Выбрать главу

Ойносъ. A почему же, Агатосъ, они должны были бы идти дальше?

Агатосъ. Потому что за этимъ были нѣкоторыя соображенія глубокой важности. Изъ того, что они знали, можно было вывести, что для существа съ безконечнымъ разумѣніемъ — для того, передъ кѣмъ совершенство алгебраическаго анализа было разоблаченнымъ — не было никакого затрудненія прослѣдить каждый толчокъ, данный воздуху — и черезъ воздухъ перешедшій въ эѳиръ — до отдаленнѣйшихъ послѣдствій, отодвинутыхъ въ безконечно далекую эпоху времени. На самомъ дѣлѣ, можно доказать, что каждый изъ такихъ толчковъ, оказавшій давленіе на воздухъ, долженъ, въ концѣ, оказать впечатлѣніе на каждое индивидуальное существо, находящееся въ предѣлахъ вселенной;- и существо безконечнаго разумѣнія — существо, которое мы вообразили — могло бы прослѣдить отдаленныя колебанія движенія — прослѣдить ихъ по всѣмъ направленіямъ, въ ихъ вліяніяхъ на всѣ частицы всей матеріи — по разнымъ направленіямъ, навсегда, въ видоизмѣненныхъ ими старыхъ формахъ — или, другими словами, въ ихъ созданіи новаго — до тѣхъ поръ пока оно не нашло бы ихъ отраженными — наконецъ, невліяющими — откинутыми назадъ отъ трона Божества. И не только такое существо могло бы сдѣлать это, но въ любую эпоху, разъ ему былъ бы представленъ данный результатъ — если бы, напримѣръ, его разсмотрѣнію представили одну изъ этихъ безчисленныхъ кометъ — оно могло бы безъ затрудненія, съ помощью обратнаго аналитическаго пути, опредѣлить, какому первоначальному побужденію она повинуется. Эта власть слѣдованія обратнымъ путемъ въ его абсолютной полнотѣ и совершенствѣ — эта способность отнесенія, во всѣ эпохи, всѣхъ дѣйствій ко всѣмъ причинамъ — являются, конечно, преимуществомъ только Божества — но въ каждомъ видоизмѣненіи степени, за предѣлами абсолютнаго совершенства, эта власть осуществляется цѣлымъ множествомъ Ангельскихъ Разумовъ.

Ойносъ. Но ты говоришь только о побужденіяхъ, запечатлѣнныхъ въ воздухѣ.

Агатосъ. Говоря о воздухѣ, я разумѣлъ только землю; но общее положеніе имѣетъ отношеніе къ побужденіямъ, запечатлѣннымъ въ эѳирѣ — который, такъ какъ онъ проникаетъ, и только онъ проникаетъ, все пространство, является великимъ посредниколъ созданія.

Ойносъ.
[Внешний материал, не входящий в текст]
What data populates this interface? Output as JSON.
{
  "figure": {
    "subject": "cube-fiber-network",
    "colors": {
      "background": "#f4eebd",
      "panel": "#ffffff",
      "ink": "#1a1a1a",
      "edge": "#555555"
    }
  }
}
Тогда всякое движеніе, какого бы то ни было характера, создаетъ?

Агатосъ. Должно. Но истинная философія издавна научила насъ, что источникъ всякаго движенія есть мысль — а источникъ всякой мысли есть —

Ойносъ. Богъ.

Агатосъ. Я говорилъ съ тобой, Ойносъ, какъ съ ребенкомъ прекрасной Земли, только что погибшей — о побужденіяхъ, запечатлѣнныхъ въ атмосферѣ Земли.

Ойносъ. Да.

Агатосъ. И пока я это говорилъ, не мелькнула-ли въ твоемъ умѣ какая-нибудь мысль о физическомъ могуществѣ словъ? Не является ли каждое слово побужденьемъ, вліяющимъ на воздухъ?

Ойносъ. Но почему же ты плачешь, Агатосъ — и почему, о, почему твои крылья слабѣютъ, когда мы паримъ надъ этой прекрасной звѣздой — самой зеленой и самой страшной изо всѣхъ, встрѣченныхъ нами въ нашемъ полетѣ? Блестящіе цвѣты ея подобны волшебному сну — но свирѣпые ея вулканы подобны страстямъ мятежнаго сердца.

Агатосъ. Они то, что ты видишь! они то въ дѣйствительности! Эта безумная звѣзда — вотъ уже три столѣтія тому назадъ я, стиснувъ руки, и съ глазами полными слезъ, у ногъ моей возлюбленной — сказалъ ее — нѣсколькими страстными словами — далъ ей рожденіе. Ея блестящіе цвѣты воистину есть самый завѣтный изъ всѣхъ невоплотившихся сновъ, и бѣснующіеся ея вулканы воистину суть страсти самаго бурнаго и самаго оскорбленнаго изъ всѣхъ сердецъ.